Multi-Peptide: Multimodality Leveraged Language-Graph Learning of Peptide Properties
Srivathsan Badrinarayanan, Chakradhar Guntuboina, Parisa Mollaei, Amir Barati Farimani
TL;DR
Multi-Peptide addresses the challenge of predicting peptide properties by fusing sequence-based representations from PeptideBERT with structure-aware embeddings from a Graph Neural Network trained on AlphaFold-derived PDB graphs. A CLIP-style loss aligns the two modalities into a shared latent space, enabling joint learning that leverages both amino-acid sequence context and three-dimensional structural information. The approach achieves state-of-the-art performance on hemolysis prediction ($86.185\%$) and demonstrates robust multimodal behavior, though it shows task-dependent gains with nonfouling data where a fine-tuned text model still outperforms the ensemble. Overall, the work highlights the promise of multimodal learning in bioinformatics for more accurate and holistic peptide property predictions, with open resources for reproducibility and future method refinements.
Abstract
Peptides are essential in biological processes and therapeutics. In this study, we introduce Multi-Peptide, an innovative approach that combines transformer-based language models with Graph Neural Networks (GNNs) to predict peptide properties. We combine PeptideBERT, a transformer model tailored for peptide property prediction, with a GNN encoder to capture both sequence-based and structural features.
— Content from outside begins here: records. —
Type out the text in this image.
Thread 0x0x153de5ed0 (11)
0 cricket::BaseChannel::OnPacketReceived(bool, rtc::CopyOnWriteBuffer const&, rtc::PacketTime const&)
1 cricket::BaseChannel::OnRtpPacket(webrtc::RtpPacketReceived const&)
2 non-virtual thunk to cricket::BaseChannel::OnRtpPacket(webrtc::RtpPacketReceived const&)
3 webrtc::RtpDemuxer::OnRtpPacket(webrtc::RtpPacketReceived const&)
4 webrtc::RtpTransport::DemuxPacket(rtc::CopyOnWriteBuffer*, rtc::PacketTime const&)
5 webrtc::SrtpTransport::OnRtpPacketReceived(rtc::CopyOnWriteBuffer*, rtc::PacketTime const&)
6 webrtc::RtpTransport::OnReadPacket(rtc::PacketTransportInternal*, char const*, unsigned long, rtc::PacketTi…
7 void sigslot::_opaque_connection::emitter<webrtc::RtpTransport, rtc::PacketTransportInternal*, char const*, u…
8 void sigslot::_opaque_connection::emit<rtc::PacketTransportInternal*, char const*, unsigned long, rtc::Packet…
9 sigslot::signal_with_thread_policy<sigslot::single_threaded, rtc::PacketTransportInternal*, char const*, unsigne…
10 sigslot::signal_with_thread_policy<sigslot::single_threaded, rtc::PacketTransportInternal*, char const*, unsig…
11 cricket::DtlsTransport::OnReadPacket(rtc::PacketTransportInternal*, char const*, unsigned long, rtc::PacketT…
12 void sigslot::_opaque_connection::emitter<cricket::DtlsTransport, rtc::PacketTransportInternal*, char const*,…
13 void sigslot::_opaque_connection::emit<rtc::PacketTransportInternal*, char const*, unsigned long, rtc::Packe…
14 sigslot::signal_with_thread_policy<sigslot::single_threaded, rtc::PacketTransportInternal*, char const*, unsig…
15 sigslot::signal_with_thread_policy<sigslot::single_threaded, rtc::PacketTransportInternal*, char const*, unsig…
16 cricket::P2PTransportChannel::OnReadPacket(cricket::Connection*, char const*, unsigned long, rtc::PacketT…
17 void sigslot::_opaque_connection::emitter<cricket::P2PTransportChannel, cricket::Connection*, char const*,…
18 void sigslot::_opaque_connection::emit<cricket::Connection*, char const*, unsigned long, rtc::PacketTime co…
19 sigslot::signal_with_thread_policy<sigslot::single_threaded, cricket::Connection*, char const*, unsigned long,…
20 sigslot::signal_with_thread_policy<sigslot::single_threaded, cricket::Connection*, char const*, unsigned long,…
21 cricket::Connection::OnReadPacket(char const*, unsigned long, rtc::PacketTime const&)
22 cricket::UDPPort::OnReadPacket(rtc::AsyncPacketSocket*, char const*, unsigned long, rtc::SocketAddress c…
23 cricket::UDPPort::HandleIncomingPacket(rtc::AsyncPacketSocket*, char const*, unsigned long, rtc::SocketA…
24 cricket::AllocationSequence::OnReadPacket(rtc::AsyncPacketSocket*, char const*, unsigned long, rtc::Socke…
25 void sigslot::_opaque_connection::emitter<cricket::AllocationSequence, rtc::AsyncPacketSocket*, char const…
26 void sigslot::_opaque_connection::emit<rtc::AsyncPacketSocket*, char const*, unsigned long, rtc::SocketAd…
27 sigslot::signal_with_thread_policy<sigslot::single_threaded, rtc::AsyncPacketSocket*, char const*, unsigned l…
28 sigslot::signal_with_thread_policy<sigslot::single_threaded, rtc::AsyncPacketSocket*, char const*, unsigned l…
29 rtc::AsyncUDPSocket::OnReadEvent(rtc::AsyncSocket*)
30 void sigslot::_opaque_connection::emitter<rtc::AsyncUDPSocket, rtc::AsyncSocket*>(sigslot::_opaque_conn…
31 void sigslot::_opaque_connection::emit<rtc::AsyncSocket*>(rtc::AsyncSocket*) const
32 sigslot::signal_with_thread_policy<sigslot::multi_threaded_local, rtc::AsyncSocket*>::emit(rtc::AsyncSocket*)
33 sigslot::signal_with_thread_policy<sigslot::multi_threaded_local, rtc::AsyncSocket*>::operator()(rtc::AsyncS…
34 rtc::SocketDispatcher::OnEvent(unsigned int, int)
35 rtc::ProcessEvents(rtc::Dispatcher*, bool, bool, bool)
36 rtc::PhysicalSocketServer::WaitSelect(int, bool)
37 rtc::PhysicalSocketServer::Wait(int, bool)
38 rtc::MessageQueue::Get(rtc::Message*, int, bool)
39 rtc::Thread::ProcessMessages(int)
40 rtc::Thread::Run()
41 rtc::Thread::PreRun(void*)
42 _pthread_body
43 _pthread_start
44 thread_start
By employing Contrastive Language-Image Pre-training (CLIP), Multi-Peptide aligns embeddings from both modalities into a shared latent space, thereby enhancing the model's predictive accuracy. Evaluations on hemolysis and nonfouling datasets demonstrate Multi-Peptide's robustness, achieving state-of-the-art 86.185% accuracy in hemolysis prediction. This study highlights the potential of multimodal learning in bioinformatics, paving the way for accurate and reliable predictions in peptide-based research and applications.